Selecting A Jacket That Is Too Large
The most common youth fitting mistake is selecting an adult jacket or a children's jacket that is too large. The signs are often obvious on land. Rather than fit snugly as intended, an oversized life jacket will fit sloppily. Closures may overlap. And the jacket may droop off the shoulders, hang loose at the armpits or fall below the waist. An oversized life jacket may be more obvious in the water. The jacket shoulders may ride up over the child's face and cheeks, interfere with their vision or breathing, even slip completely off.
Selecting A Jacket That Is Too Small
Again the signs on land should be obvious. The torso panels of a vest-style life jacket that is too small won't come together properly in the front. Straps will be stretched to their full length in order for buckles to snap together. And zippers, if offered, may not fully close. The tell-tale sign of a too small life jacket in the water is the child struggling to keep their head above the water's surface. a life jacket that is too small will fail to provide the buoyancy necessary to keep the child's weight afloat.

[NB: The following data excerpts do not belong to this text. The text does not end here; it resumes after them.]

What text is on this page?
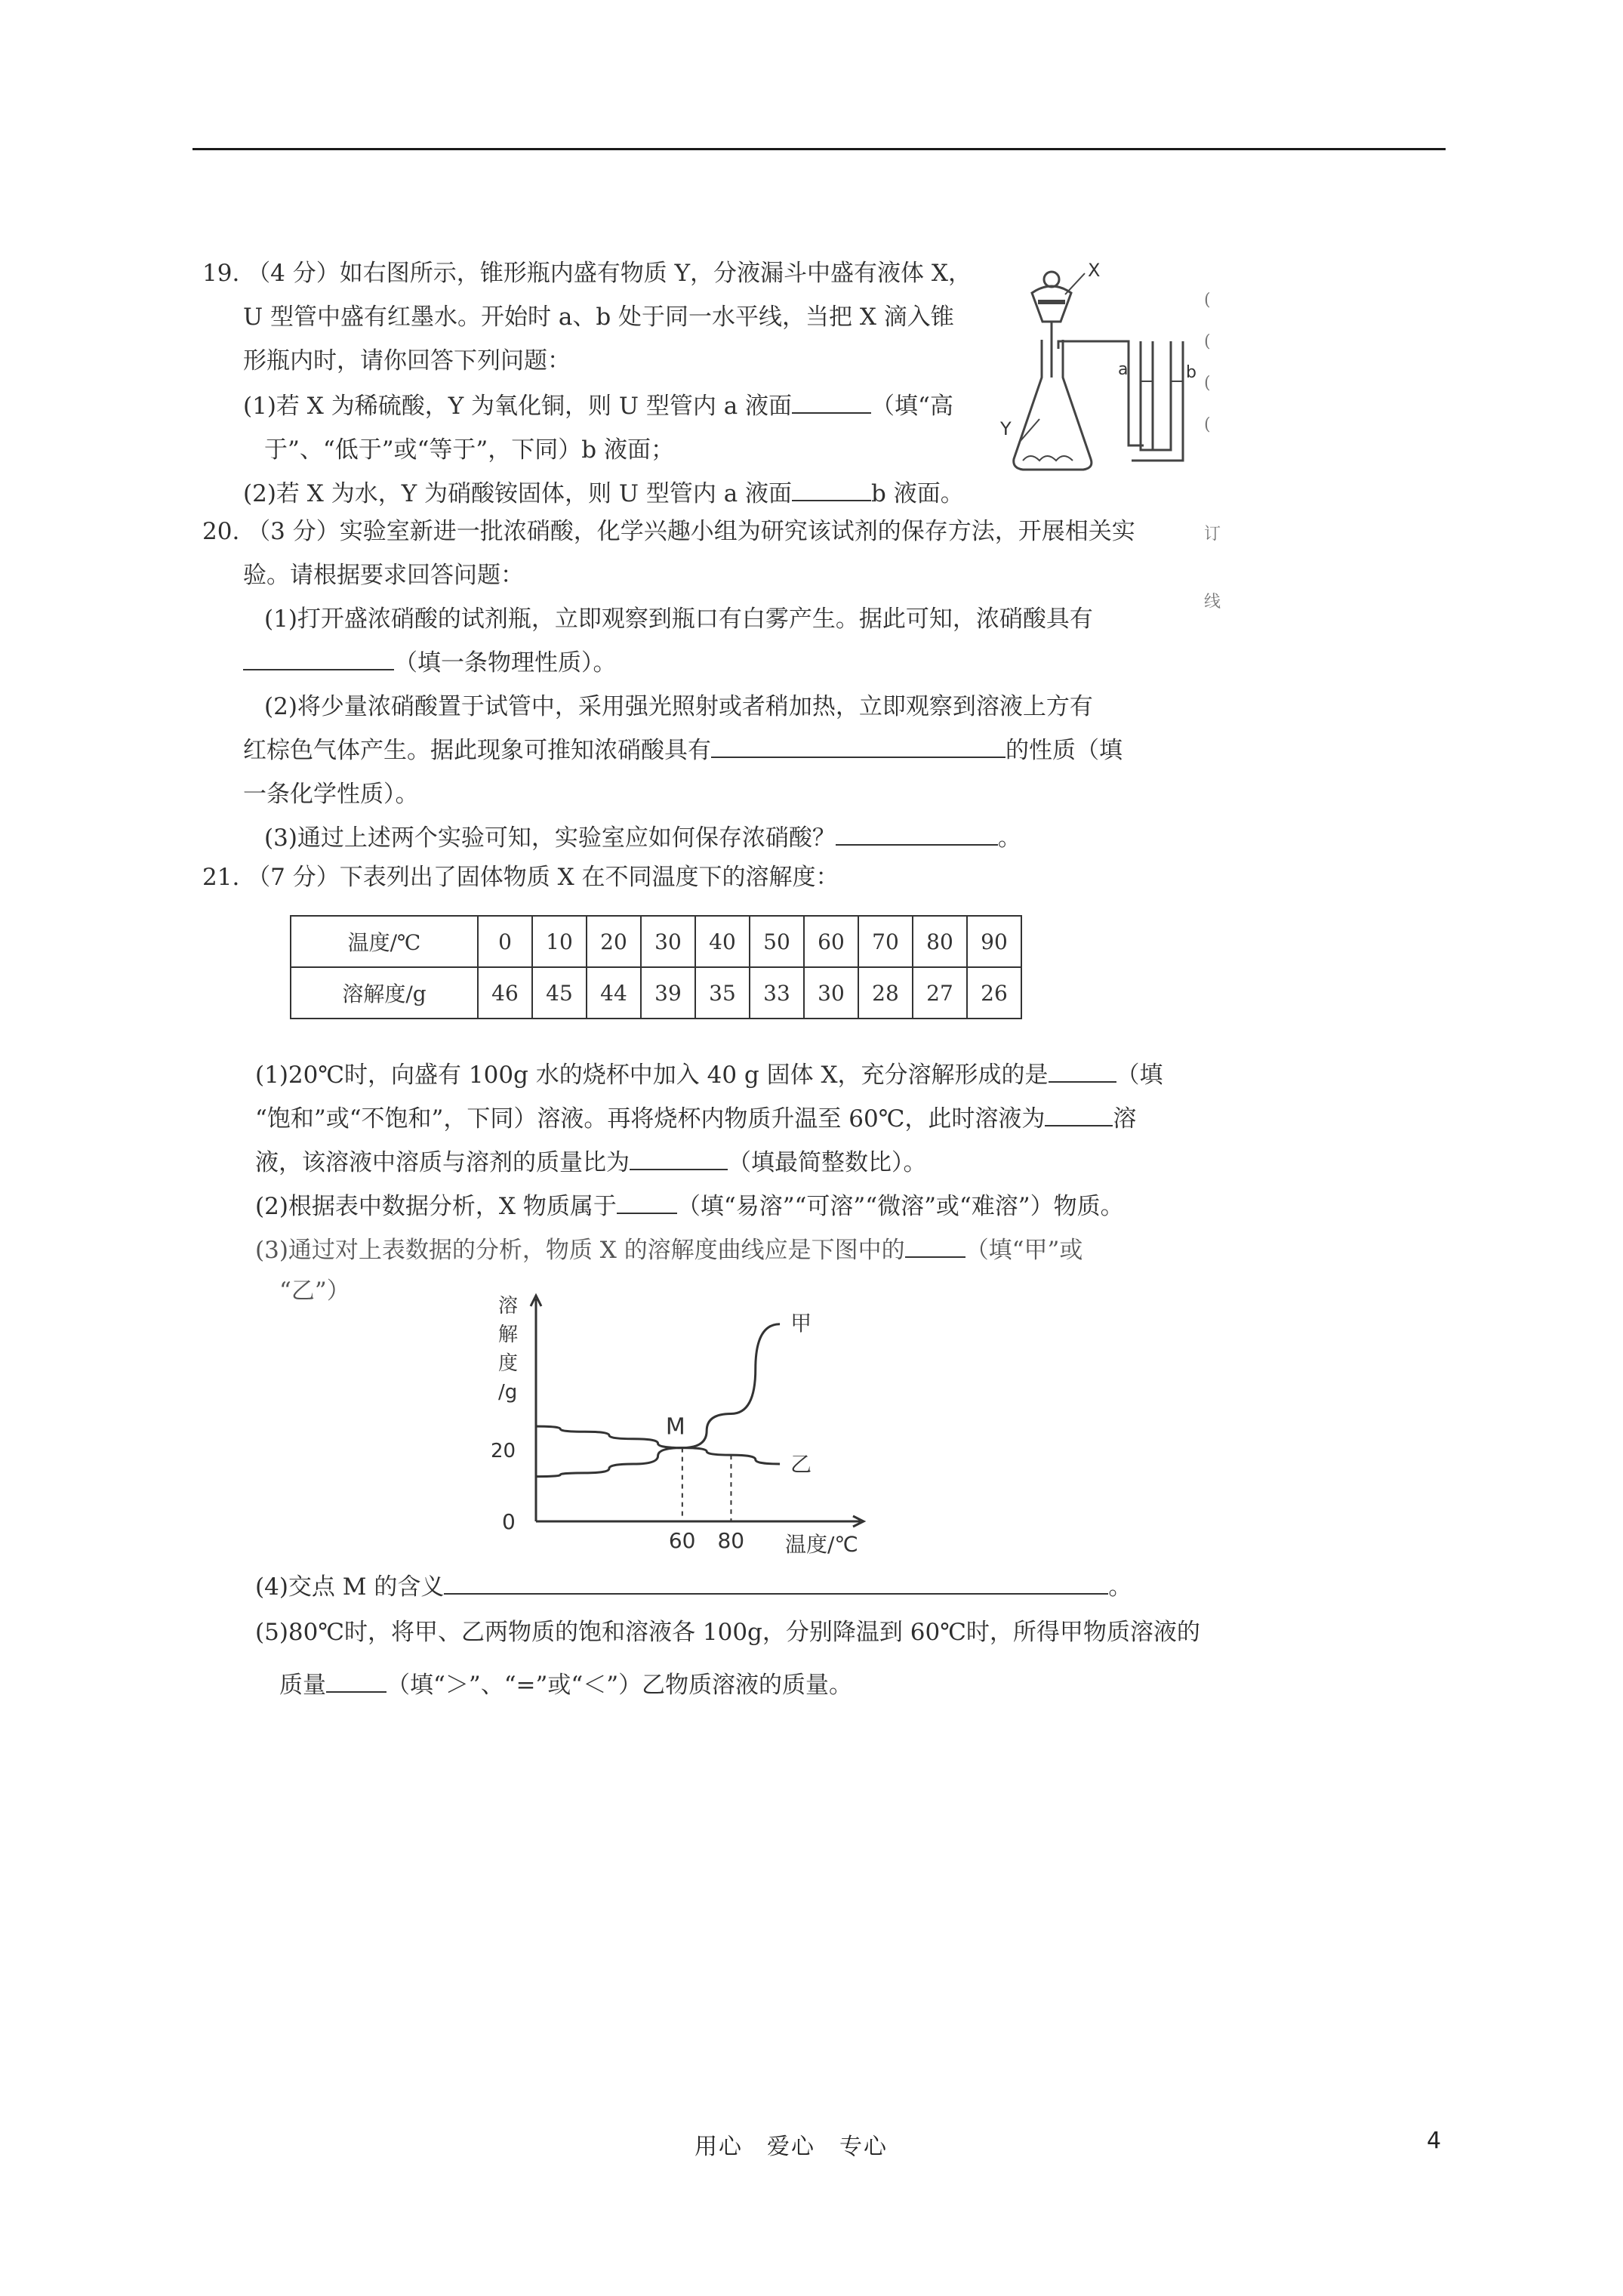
19. （4 分）如右图所示，锥形瓶内盛有物质 Y，分液漏斗中盛有液体 X，
U 型管中盛有红墨水。开始时 a、b 处于同一水平线，当把 X 滴入锥
形瓶内时，请你回答下列问题：
(1)若 X 为稀硫酸，Y 为氧化铜，则 U 型管内 a 液面	（填“高
于”、“低于”或“等于”，下同）b 液面；
(2)若 X 为水，Y 为硝酸铵固体，则 U 型管内 a 液面	b 液面。
X
Y
a	b
20. （3 分）实验室新进一批浓硝酸，化学兴趣小组为研究该试剂的保存方法，开展相关实
验。请根据要求回答问题：
(1)打开盛浓硝酸的试剂瓶，立即观察到瓶口有白雾产生。据此可知，浓硝酸具有
（填一条物理性质）。
(2)将少量浓硝酸置于试管中，采用强光照射或者稍加热，立即观察到溶液上方有
红棕色气体产生。据此现象可推知浓硝酸具有	的性质（填
一条化学性质）。
(3)通过上述两个实验可知，实验室应如何保存浓硝酸？	。
21. （7 分）下表列出了固体物质 X 在不同温度下的溶解度：
温度/℃	0	10	20	30	40	50	60	70	80	90
溶解度/g	46	45	44	39	35	33	30	28	27	26
(1)20℃时，向盛有 100g 水的烧杯中加入 40 g 固体 X，充分溶解形成的是	（填
“饱和”或“不饱和”，下同）溶液。再将烧杯内物质升温至 60℃，此时溶液为	溶
液，该溶液中溶质与溶剂的质量比为	（填最简整数比）。
(2)根据表中数据分析，X 物质属于	（填“易溶”“可溶”“微溶”或“难溶”）物质。
(3)通过对上表数据的分析，物质 X 的溶解度曲线应是下图中的	（填“甲”或
“乙”）
溶
解
度
/g
温度/℃
0
60 80
20
甲
乙
M
(4)交点 M 的含义	。
(5)80℃时，将甲、乙两物质的饱和溶液各 100g，分别降温到 60℃时，所得甲物质溶液的
质量	（填“＞”、“=”或“＜”）乙物质溶液的质量。
(
(
(
(
订
线
用心　爱心　专心	4
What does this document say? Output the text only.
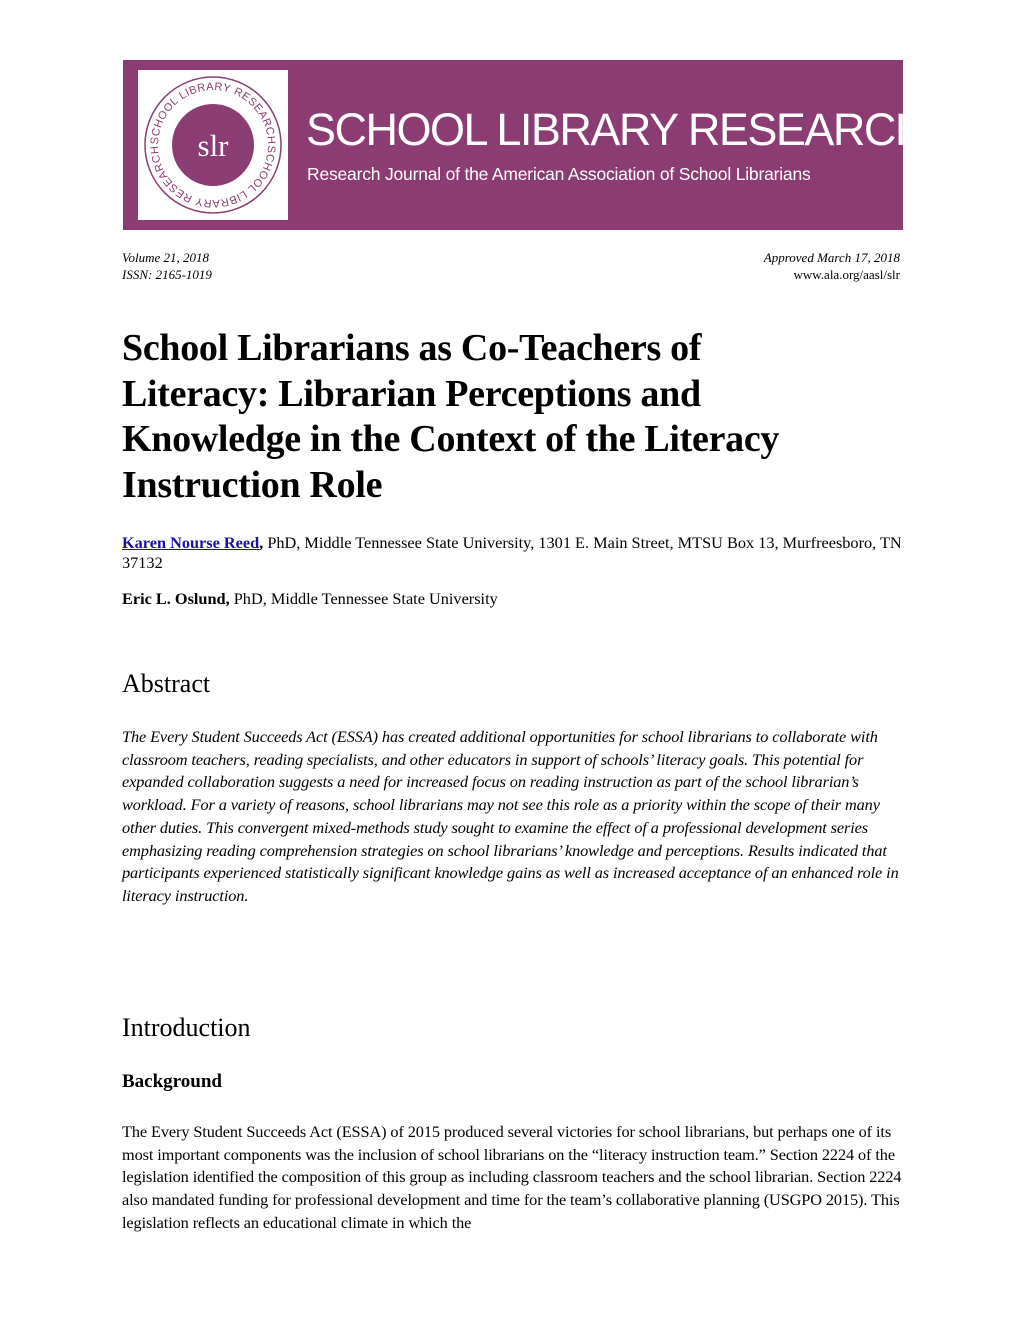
SCHOOL LIBRARY RESEARCH
SCHOOL LIBRARY RESEARCH	slr SCHOOL LIBRARY RESEARCH
Research Journal of the American Association of School Librarians
Volume 21, 2018
ISSN: 2165-1019
Approved March 17, 2018
www.ala.org/aasl/slr
School Librarians as Co-Teachers of
Literacy: Librarian Perceptions and
Knowledge in the Context of the Literacy
Instruction Role
Karen Nourse Reed, PhD, Middle Tennessee State University, 1301 E. Main Street, MTSU Box 13, Murfreesboro, TN 37132
Eric L. Oslund, PhD, Middle Tennessee State University
Abstract
The Every Student Succeeds Act (ESSA) has created additional opportunities for school librarians to collaborate with classroom teachers, reading specialists, and other educators in support of schools’ literacy goals. This potential for expanded collaboration suggests a need for increased focus on reading instruction as part of the school librarian’s workload. For a variety of reasons, school librarians may not see this role as a priority within the scope of their many other duties. This convergent mixed-methods study sought to examine the effect of a professional development series emphasizing reading comprehension strategies on school librarians’ knowledge and perceptions. Results indicated that participants experienced statistically significant knowledge gains as well as increased acceptance of an enhanced role in literacy instruction.
Introduction
Background
The Every Student Succeeds Act (ESSA) of 2015 produced several victories for school librarians, but perhaps one of its most important components was the inclusion of school librarians on the “literacy instruction team.” Section 2224 of the legislation identified the composition of this group as including classroom teachers and the school librarian. Section 2224 also mandated funding for professional development and time for the team’s collaborative planning (USGPO 2015). This legislation reflects an educational climate in which the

Start With Manufacturers Labeling
When selecting a life jacket, look first for manufacturers labeling, typically printed inside the jacket. Manufacturer’s labels indicate whether the lifejacket is designed for an adult or child, as well as designate recommended weight range and chest dimensions. Always choose a US Coast Guard approved life jacket. Coast Guard approval will be clearly visible on an interior label. Approved lifejackets have been tested to perform as indicated.
Perform A Fit Test
Try any life jacket on and verify it fits before heading to the water. With buckles or zipper secured, a properly fitting life jacket should be snug but comfortable. Once a properly sized lifejacket is selected, perform this simple test. Secure any closures, buckles, zippers, etc. Then have the child lift their arms overhead, like signaling a touchdown. An adult grabbing the jacket at the shoulders should not be able to pull the jacket up and over the child's cheeks. If the jacket does slide up, it may slip off or interfere with the wearer's ability to breathe while in the water. Double-check any life jackets fit by having the wearer get in the water. If a jacket rides up over the wearer's head or fails to adequately support their head above the water, look for an alternative fit or style. Remember, child or adult, a properly fitted life jacket should be snug, secure, and yet comfortable to encourage its wear. And wearing those lifejackets will ensure everyone in your crew is able to enjoy a fun, worry-free day on the water.